I’ve tried a few pastry recipes over the years, from books by Delia, Keith Floyd and Elizabeth David. I found the best ones (among many other useful recipes) in Cordon Bleu Cookery, by Rosemary Hume and Muriel Downes, sadly now out of print. I had a copy in the early 80’s, which I lost and then miraculously found another copy in a second hand, English, bookshop in Barcelona, for 600 pesetas in 1992.
I discover a brilliant trick for making pastry a couple of years ago, while browsing a W.I. cookbook at a girlfriend’s mother’s house. Once you try this you’ll never buy that awful, frozen stuff from supermarkets again! No mess and no sticky fingers.
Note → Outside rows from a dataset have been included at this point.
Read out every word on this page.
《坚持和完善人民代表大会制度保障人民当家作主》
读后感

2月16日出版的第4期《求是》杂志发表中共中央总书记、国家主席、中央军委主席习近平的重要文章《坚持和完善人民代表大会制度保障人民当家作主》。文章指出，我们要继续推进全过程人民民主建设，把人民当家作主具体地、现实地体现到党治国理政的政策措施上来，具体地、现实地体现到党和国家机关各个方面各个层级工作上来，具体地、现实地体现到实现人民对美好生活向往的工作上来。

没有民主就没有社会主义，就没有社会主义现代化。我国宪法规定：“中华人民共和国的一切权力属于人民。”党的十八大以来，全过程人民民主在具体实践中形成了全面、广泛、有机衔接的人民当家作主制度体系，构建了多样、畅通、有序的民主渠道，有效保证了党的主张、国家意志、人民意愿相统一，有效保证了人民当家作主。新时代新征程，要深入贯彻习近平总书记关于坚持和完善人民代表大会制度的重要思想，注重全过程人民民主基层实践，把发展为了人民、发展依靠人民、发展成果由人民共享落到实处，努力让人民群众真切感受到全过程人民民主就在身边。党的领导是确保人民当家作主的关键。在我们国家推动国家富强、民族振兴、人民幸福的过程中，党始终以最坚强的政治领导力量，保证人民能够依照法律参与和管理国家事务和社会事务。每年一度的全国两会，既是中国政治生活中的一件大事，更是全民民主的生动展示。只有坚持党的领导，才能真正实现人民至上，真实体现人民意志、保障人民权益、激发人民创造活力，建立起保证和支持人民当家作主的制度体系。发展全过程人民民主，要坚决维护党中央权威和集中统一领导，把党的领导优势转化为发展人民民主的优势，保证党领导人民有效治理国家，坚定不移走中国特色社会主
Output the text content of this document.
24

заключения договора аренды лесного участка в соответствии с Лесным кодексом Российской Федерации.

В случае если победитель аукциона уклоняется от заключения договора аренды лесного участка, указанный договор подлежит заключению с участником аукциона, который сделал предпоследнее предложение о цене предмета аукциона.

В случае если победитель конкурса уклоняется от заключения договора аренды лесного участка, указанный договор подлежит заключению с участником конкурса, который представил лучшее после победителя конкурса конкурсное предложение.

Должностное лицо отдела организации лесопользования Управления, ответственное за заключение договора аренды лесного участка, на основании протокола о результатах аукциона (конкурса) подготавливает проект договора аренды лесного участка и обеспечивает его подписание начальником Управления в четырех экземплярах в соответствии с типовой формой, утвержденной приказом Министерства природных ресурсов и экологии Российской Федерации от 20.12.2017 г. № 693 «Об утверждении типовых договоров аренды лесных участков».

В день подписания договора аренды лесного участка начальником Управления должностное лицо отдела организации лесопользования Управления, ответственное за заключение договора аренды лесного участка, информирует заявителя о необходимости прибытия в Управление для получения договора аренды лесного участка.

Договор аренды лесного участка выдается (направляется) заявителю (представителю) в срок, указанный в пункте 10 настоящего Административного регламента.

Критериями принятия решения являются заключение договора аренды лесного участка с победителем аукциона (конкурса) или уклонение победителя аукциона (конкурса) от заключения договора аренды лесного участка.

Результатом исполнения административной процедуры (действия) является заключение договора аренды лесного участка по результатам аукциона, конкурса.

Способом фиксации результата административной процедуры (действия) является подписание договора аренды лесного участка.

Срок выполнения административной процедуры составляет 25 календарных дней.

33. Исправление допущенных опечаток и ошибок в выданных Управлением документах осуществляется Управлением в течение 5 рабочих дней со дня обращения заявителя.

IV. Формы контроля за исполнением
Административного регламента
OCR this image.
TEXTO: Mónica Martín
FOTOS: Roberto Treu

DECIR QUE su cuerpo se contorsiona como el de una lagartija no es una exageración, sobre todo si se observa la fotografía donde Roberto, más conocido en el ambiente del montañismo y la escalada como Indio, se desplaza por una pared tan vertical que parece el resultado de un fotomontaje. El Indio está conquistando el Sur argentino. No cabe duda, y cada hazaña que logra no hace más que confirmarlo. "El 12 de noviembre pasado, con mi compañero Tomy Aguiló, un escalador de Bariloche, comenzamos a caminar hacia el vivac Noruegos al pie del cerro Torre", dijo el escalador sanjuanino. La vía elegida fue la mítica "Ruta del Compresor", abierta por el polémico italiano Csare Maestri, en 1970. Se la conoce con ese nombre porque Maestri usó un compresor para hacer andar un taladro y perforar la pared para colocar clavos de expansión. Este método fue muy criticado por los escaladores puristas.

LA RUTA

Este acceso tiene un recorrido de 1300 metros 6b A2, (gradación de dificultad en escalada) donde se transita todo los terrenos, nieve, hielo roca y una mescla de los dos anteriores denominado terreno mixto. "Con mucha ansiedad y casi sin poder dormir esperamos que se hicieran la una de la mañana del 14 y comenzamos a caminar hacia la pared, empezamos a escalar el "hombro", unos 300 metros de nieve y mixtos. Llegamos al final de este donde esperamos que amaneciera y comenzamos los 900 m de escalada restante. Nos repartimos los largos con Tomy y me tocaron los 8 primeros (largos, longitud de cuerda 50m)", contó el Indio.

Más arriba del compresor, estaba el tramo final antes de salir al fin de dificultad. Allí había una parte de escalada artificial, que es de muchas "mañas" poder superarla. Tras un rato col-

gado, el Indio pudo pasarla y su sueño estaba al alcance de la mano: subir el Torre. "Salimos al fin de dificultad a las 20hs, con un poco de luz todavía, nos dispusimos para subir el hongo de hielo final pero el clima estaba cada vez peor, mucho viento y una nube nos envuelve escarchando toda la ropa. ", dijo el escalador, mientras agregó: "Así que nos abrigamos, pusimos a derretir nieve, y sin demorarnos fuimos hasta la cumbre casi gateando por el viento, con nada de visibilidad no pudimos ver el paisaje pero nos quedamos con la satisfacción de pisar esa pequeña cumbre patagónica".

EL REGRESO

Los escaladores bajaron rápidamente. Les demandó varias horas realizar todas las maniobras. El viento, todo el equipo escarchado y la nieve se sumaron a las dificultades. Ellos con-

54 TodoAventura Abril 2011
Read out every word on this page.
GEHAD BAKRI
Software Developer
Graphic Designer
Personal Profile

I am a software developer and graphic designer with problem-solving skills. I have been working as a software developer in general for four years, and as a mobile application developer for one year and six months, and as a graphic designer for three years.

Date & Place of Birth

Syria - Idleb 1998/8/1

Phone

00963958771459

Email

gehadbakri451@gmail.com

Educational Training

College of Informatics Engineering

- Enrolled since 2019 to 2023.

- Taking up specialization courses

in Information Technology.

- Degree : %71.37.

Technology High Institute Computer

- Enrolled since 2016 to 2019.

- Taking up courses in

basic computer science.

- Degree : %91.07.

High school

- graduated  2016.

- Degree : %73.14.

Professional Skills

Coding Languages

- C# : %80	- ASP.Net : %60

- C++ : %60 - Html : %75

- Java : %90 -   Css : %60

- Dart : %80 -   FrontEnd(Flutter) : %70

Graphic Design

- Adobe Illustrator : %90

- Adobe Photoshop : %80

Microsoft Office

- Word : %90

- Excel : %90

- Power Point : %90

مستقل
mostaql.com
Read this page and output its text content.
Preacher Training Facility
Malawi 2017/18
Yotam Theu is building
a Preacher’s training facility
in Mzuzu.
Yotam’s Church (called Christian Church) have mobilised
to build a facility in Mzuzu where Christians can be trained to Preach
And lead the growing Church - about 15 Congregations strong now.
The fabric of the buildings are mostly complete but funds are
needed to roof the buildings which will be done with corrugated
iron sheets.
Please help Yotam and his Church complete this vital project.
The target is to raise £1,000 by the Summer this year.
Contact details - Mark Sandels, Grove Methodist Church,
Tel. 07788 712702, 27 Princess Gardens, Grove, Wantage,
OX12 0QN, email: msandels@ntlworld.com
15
First of all, you need a food processor – I had one that sat in a cupboard for 20 years until I realised it could make pastry…
This will make enough pastry for a decent sized quiche or pie crust:
10 oz (282 g) plain flour
1 level teaspoon of salt
5 oz (141 g) cold butter, cut into small cubes (that’s the equivalent of half a pat of butter)
About 5 or 6 dessertspoons of water
N.B. 9 oz = 250 g and the flour to butter ratio is 2:1
Add all the ingredients, except the water, to your food processor, making sure you are using the blade attachment. My food processor has two speeds, 1 and 2. Speed 1 is sufficient. Put the lid on the food processor and turn it on. You will see lumps of butter being mixed into the flour and then you should begin to see what is called crumb – the mixture looks like breadcrumbs. When this happens, drip your water very slowly into the food processor. You will see that the the mixture begins to get lumpy and will suddenly form an oblong ball (like my picture above). When this happens the pastry is done – stop the food processor. Please note that the quantity of water needed depends on the size of the spoon, you might need slightly more or less than stated. If you add 6 spoons of water and the pastry hasn’t formed a ball, then just add a tiny bit more, slowly.
You should chill your pastry for an hour or so before rolling it out for use. It’s quite easy to flour a piece of cling film and flour the pasty too, before wrapping it up and putting it in the fridge. This pastry will keep overnight and anyone lacking a food processor can still make this in the traditional manner.
You can use this method to make any simple pastry recipe and fresh pasta dough.